JM: We work under various teams under the Secretary General and what he said is actually what has been guiding our work. We work very closely with the UN Framework Convention on Climate Change (UNFCCC) on the upcoming Conference of Parties (COP) on climate change and we are providing science to help the discussions. As well, we should not forget about the COP on biodiversity, which will be hosted by China because nature and climate change go hand in hand.
In addition, we are providing science to inform for example businesses. Recently we launched the Global Environmental Outlook for Business to provide data and science to help businesses understand what role they can play in reducing the impact of climate change.
IPS: In many African countries, people have invaded wetlands with buildings being constructed in such areas especially in urban areas to accommodate the surging population. Is this a concern to you? If so, how can it be addressed?
JM: In UNEP we believe that wetlands are important in maintaining micro-climates in the areas where they occur, as well as releasing moisture into the atmosphere through evaporation.
At the global level we advocate for the preservation of the wetlands. We have worked with a number of countries in sharing experiences that are working very well on preservation of wetlands from one country to another. Our science also helps inform how wetlands can be preserved and in Kenya here for example, we work with the government at their request to provide technical assistance and science to support their efforts in protecting the wetlands.
Overall in many African countries, we are starting a discussion with ministries of environment where we are advocating for the preservation of wetlands.
IPS: What kind of policies do we need to put in place to reverse the biodiversity loss across the world?

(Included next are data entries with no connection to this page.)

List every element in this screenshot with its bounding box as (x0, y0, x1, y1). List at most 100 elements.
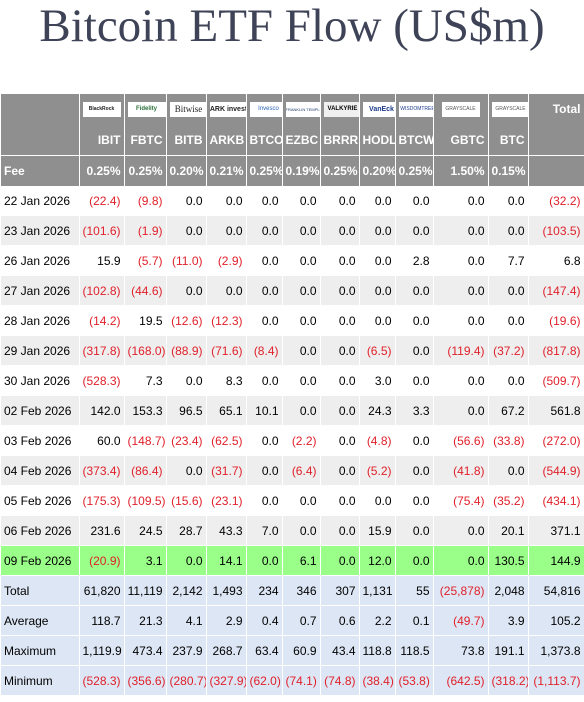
flow-value: 24.5 (124, 515, 167, 546)
fund-logo-cell: GRAYSCALE (433, 94, 489, 124)
flow-value: 0.0 (282, 186, 321, 216)
row-date: 02 Feb 2026 (1, 395, 80, 426)
flow-value: (5.2) (359, 455, 396, 486)
flow-value: 0.0 (359, 245, 396, 276)
ticker-header: BTCO (246, 124, 283, 156)
fund-logo-cell: WISDOMTREE (395, 94, 434, 124)
summary-value: (62.0) (246, 665, 283, 696)
summary-label: Maximum (1, 635, 80, 666)
flow-value: 67.2 (488, 395, 529, 426)
fund-logo: VALKYRIE (323, 101, 358, 117)
row-date: 23 Jan 2026 (1, 215, 80, 246)
summary-value: (49.7) (433, 605, 489, 636)
flow-value: 43.3 (206, 515, 247, 546)
table-row: 30 Jan 2026 (528.3) 7.3 0.0 8.3 0.0 0.0 0.0 3.0 0… (1, 365, 584, 396)
flow-value: 0.0 (395, 335, 434, 366)
flow-value: 65.1 (206, 395, 247, 426)
summary-value: 63.4 (246, 635, 283, 666)
flow-value: (56.6) (433, 425, 489, 456)
table-row: 28 Jan 2026 (14.2) 19.5 (12.6) (12.3) 0.0 0.0 0… (1, 305, 584, 336)
summary-row: Total 61,820 11,119 2,142 1,493 234 346 307 1,13… (1, 575, 584, 606)
row-date: 04 Feb 2026 (1, 455, 80, 486)
flow-value: 0.0 (206, 275, 247, 306)
flow-value: (44.6) (124, 275, 167, 306)
summary-value: 307 (320, 575, 360, 606)
flow-value: 0.0 (395, 485, 434, 516)
fee-label: Fee (1, 155, 80, 186)
flow-value: 0.0 (282, 335, 321, 366)
summary-value: 0.1 (395, 605, 434, 636)
flow-value: 0.0 (320, 425, 360, 456)
flow-value: 0.0 (282, 395, 321, 426)
flow-value: (75.4) (433, 485, 489, 516)
fee-value: 0.25% (124, 155, 167, 186)
summary-value: 2.2 (359, 605, 396, 636)
summary-value: 2,142 (166, 575, 207, 606)
flow-value: 0.0 (246, 455, 283, 486)
header-corner-cell (1, 94, 80, 124)
summary-value: 118.5 (395, 635, 434, 666)
fee-value: 0.25% (246, 155, 283, 186)
flow-value: 0.0 (206, 186, 247, 216)
fund-logo: Bitwise (169, 101, 205, 117)
flow-value: 0.0 (282, 245, 321, 276)
flow-value: (109.5) (124, 485, 167, 516)
flow-value: 0.0 (433, 215, 489, 246)
flow-value: (15.6) (166, 485, 207, 516)
flow-value: 0.0 (433, 515, 489, 546)
ticker-header: BITB (166, 124, 207, 156)
ticker-header: GBTC (433, 124, 489, 156)
flow-value: 0.0 (395, 515, 434, 546)
summary-label: Average (1, 605, 80, 636)
flow-value: (9.8) (124, 186, 167, 216)
fund-logo-cell: BlackRock (79, 94, 125, 124)
row-total: 371.1 (528, 515, 584, 546)
summary-value: 1,131 (359, 575, 396, 606)
flow-value: 0.0 (320, 365, 360, 396)
flow-value: 0.0 (246, 485, 283, 516)
flow-value: (23.1) (206, 485, 247, 516)
summary-value: 1,119.9 (79, 635, 125, 666)
summary-row: Minimum (528.3) (356.6) (280.7) (327.9) (62.0… (1, 665, 584, 696)
summary-value: (528.3) (79, 665, 125, 696)
logo-header-row: BlackRock Fidelity Bitwise ARK invest Invesc… (1, 94, 584, 124)
fund-logo-cell: Fidelity (124, 94, 167, 124)
flow-value: 0.0 (395, 365, 434, 396)
flow-value: 24.3 (359, 395, 396, 426)
flow-value: 0.0 (246, 365, 283, 396)
flow-value: 0.0 (395, 455, 434, 486)
flow-value: (102.8) (79, 275, 125, 306)
flow-value: 0.0 (488, 275, 529, 306)
summary-value: 118.8 (359, 635, 396, 666)
flow-value: (88.9) (166, 335, 207, 366)
row-total: (544.9) (528, 455, 584, 486)
flow-value: 0.0 (282, 275, 321, 306)
flow-value: 0.0 (359, 485, 396, 516)
flow-value: 0.0 (246, 186, 283, 216)
fund-logo-cell: FRANKLIN TEMPLETON (282, 94, 321, 124)
fee-value: 0.20% (359, 155, 396, 186)
row-total: (19.6) (528, 305, 584, 336)
table-row: 23 Jan 2026 (101.6) (1.9) 0.0 0.0 0.0 0.0 0.0 0.… (1, 215, 584, 246)
flow-value: 0.0 (395, 186, 434, 216)
summary-value: 43.4 (320, 635, 360, 666)
flow-value: 15.9 (79, 245, 125, 276)
fee-value: 0.21% (206, 155, 247, 186)
summary-value: 1,493 (206, 575, 247, 606)
fee-value: 0.25% (320, 155, 360, 186)
fee-value: 1.50% (433, 155, 489, 186)
summary-total: (1,113.7) (528, 665, 584, 696)
ticker-header: IBIT (79, 124, 125, 156)
summary-label: Minimum (1, 665, 80, 696)
flow-value: (23.4) (166, 425, 207, 456)
flow-value: (528.3) (79, 365, 125, 396)
fund-logo: Invesco (249, 101, 281, 117)
flow-value: (373.4) (79, 455, 125, 486)
flow-value: (12.6) (166, 305, 207, 336)
flow-value: 0.0 (433, 395, 489, 426)
flow-value: 28.7 (166, 515, 207, 546)
flow-value: 0.0 (166, 186, 207, 216)
flow-value: 0.0 (246, 545, 283, 576)
summary-value: 268.7 (206, 635, 247, 666)
fee-value: 0.15% (488, 155, 529, 186)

JM: One of the places where UNEP has been working with the Biodiversity Secretariat is on the post 2020 Biodiversity Framework. Parties, member states and the environment community have been looking at the lessons learned from previous studies. And now there is a new biodiversity framework that will be discussed at the COP.

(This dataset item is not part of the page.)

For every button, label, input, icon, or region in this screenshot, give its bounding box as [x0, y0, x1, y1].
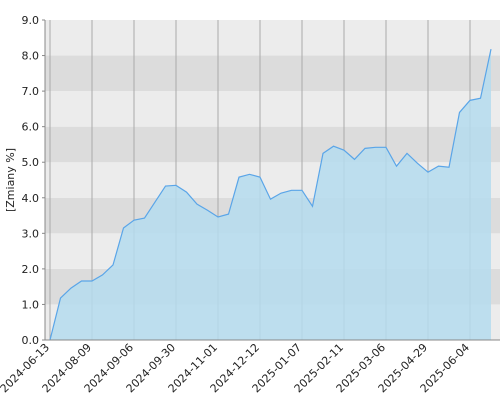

So, one, is providing substantive support to the work of the Convention on Biological Diversity (CBD). The second, for example in Kenya, we are working with the Ministry of Interior on tree planting. The government has set out a goal of planting millions of trees over the next two years, and through our Africa department. We are supporting those efforts. We have had some of our staff members join hands with local communities to plant trees.
Then third area is on partnerships. Trees are important not only for the environment, but also for the agriculture sector. So we are joining hands with other parts of the UN to advocate and support tree planting.
IPS: How has COVID-19 and subsequent lockdowns impacted on climate action globally?
JM: That is a very interesting question. From the time the pandemic came in place almost a year ago, a number of countries shut down including offices and economic activities. What anecdotal evidence seems to suggest is that air pollution has been addressed. This is because there were no many cars in the streets, and there was no much pollution into the air.
However, we should not forget that the pandemic is still a humanitarian problem and a crisis because people have lost jobs and many more have lost lives. We have been working with the World Health Organisation for example to try and understand the link between nature and health.
We are also mindful that this is also an economic problem, and we are seeing a number of countries now rebuilding their economies.
But the post COVID-19 era provides us with an opportunity for a green reconstruction of our economies. So the pandemic has been a reflecting time, but it has also shown that UNEP, member states and multilateralism can still function virtually.